To demonstrate validity for object detection and tracking across various modalities and lighting conditions, we conducted tests in the Pohang00 sequence, which contains the highest number of multi-dynamic objects. For evaluation in low-light conditions and scenarios involving single-dynamic objects, we utilized the Pohang01 sequence. Several metrics were used to assess performance on sequences containing obstacles.
All models were trained using the AdamW optimizer (learning rate: 0.000714, momentum: 0.9) on an NVIDIA GeForce RTX 3090 GPU. From the Pohang00 (during the day) and Pohang01 (during the night) sequences, 2,158 and 2,399 images were sampled for training, and 959 and 1,066 images for validation, respectively.

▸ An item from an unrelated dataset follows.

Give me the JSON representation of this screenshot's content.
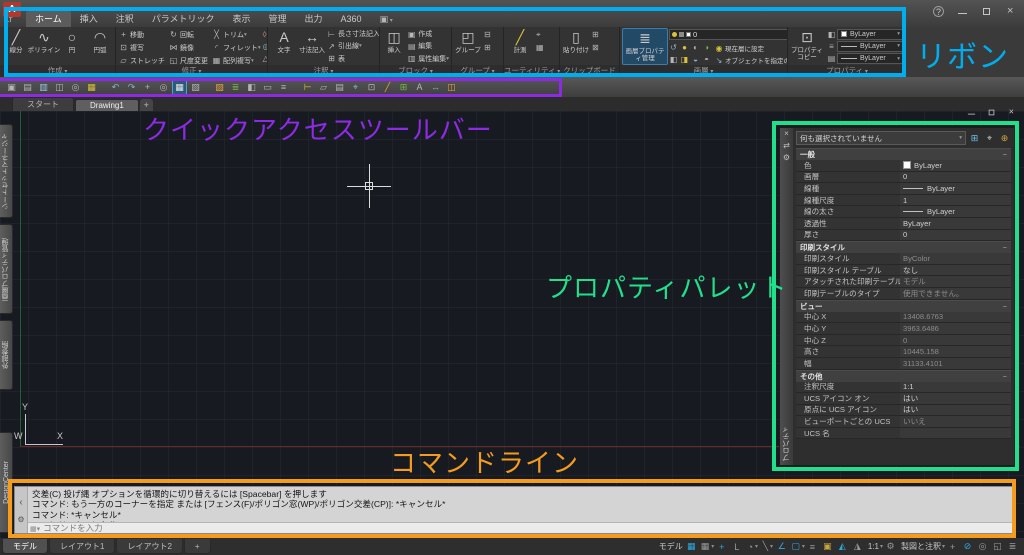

We evaluated object detection models using state-of-the-art (SOTA) methods from both the You Only Look Once (YOLO) and Detection Transformer (DETR) series as closed-set models, alongside open-set models like YOLO-World and Grounding DINO to assess the generalization capabilities of our dataset. The models were evaluated using the mean Average Precision (mAP) metric to measure their performance.
$$\mathrm{Precision} = \frac{\mathrm{TP}}{\mathrm{TP} + \mathrm{FP}}, \quad \mathrm{Recall} = \frac{\mathrm{TP}}{\mathrm{TP} + \mathrm{FN}}$$
$$\mathrm{AP} = \int_{0}^{1} p(r)\,\mathrm{d}r$$
We evaluated the performance of the tracker on dynamic objects using
heuristic-based multi object tracking methods, including
SORT,
ByteTrack,
OC-SORT, and
Hybrid-SORT.
All tracker experiments used YOLOv8-L as the detection model, with the IoU threshold fixed at 0.3. To evaluate performance, we used the
MOTA and
IDF1 metrics to assess accuracy and ID matching.
$$\mathrm{MOTA} = 1 \;-\; \frac{|\mathrm{FN}| + |\mathrm{FP}| + |\mathrm{IDSW}|}{|\mathrm{gtDet}|}$$ $$\mathrm{IDP} = \frac{\mathrm{IDTP}}{\mathrm{IDTP} + \mathrm{IDFP}}, \quad \mathrm{IDR} = \frac{\mathrm{IDTP}}{\mathrm{IDTP} + \mathrm{IDFN}}, \quad \mathrm{IDF1} = \frac{2 \times \mathrm{IDTP}}{2 \times \mathrm{IDTP} + \mathrm{IDFP} + \mathrm{IDFN}}$$